Facts about Malcolm Lowry
Malcolm Lowry Biography
Malcolm Lowry’s 1947 novel Under the Volcano is often mentioned as one of the great books in 20th century English literature.
It tells the tale of a man modeled after Lowry himself — a drunken Englishman in Mexico, overwhelmed by philosophical and emotional turbulence.
From a well-to-do family, Lowry talked his parents into letting him go to sea as a young man. He traveled to America and Asia and returned home to study at Cambridge. The experience was captured in his first novel, 1933’s Ultramarine.

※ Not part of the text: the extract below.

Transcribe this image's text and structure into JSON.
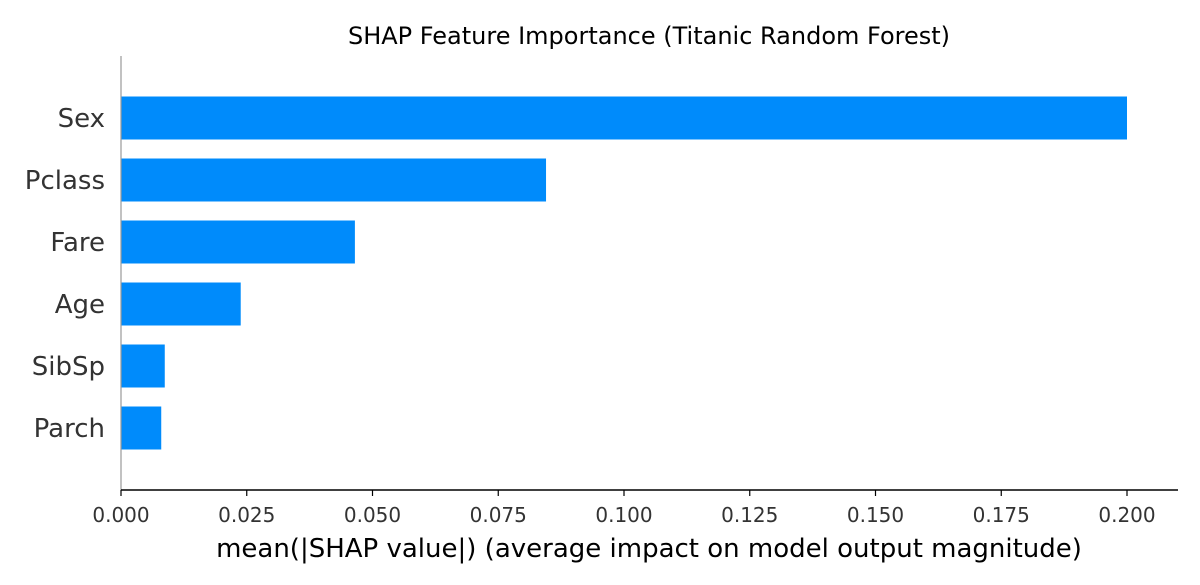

Lowry published only one other novel, Under the Volcano, a masterpiece of difficult and sometimes experimental prose packed full of symbolism and frankly revealing the author’s intimate relationship with alcohol.
Lowry and his second wife, Margerie, worked on the novel for a decade together, mostly in Vancouver, British Columbia. The novel got a great critical reception in the U.S. and made Lowry’s reputation.
After living in Mexico, the U.S. and Canada, Lowry and his wife returned to England in 1955. Famous but nearly penniless (Lowry lived mostly off the interest from a family trust), the booze had taken a toll on his health.
His wife found his dead body the morning of June 27, 1957. Lowry’s death was officially ruled “death by misadventure” (an accident), with the detail that he’d choked after a fatal mix of barbiturates and alcohol.
His posthumously published works include story collections and the novels Lunar Caustic (1963), Dark as the Grave Wherein my Friend is Laid (1968) and (unfinished) October Ferry to Gabriola (1970).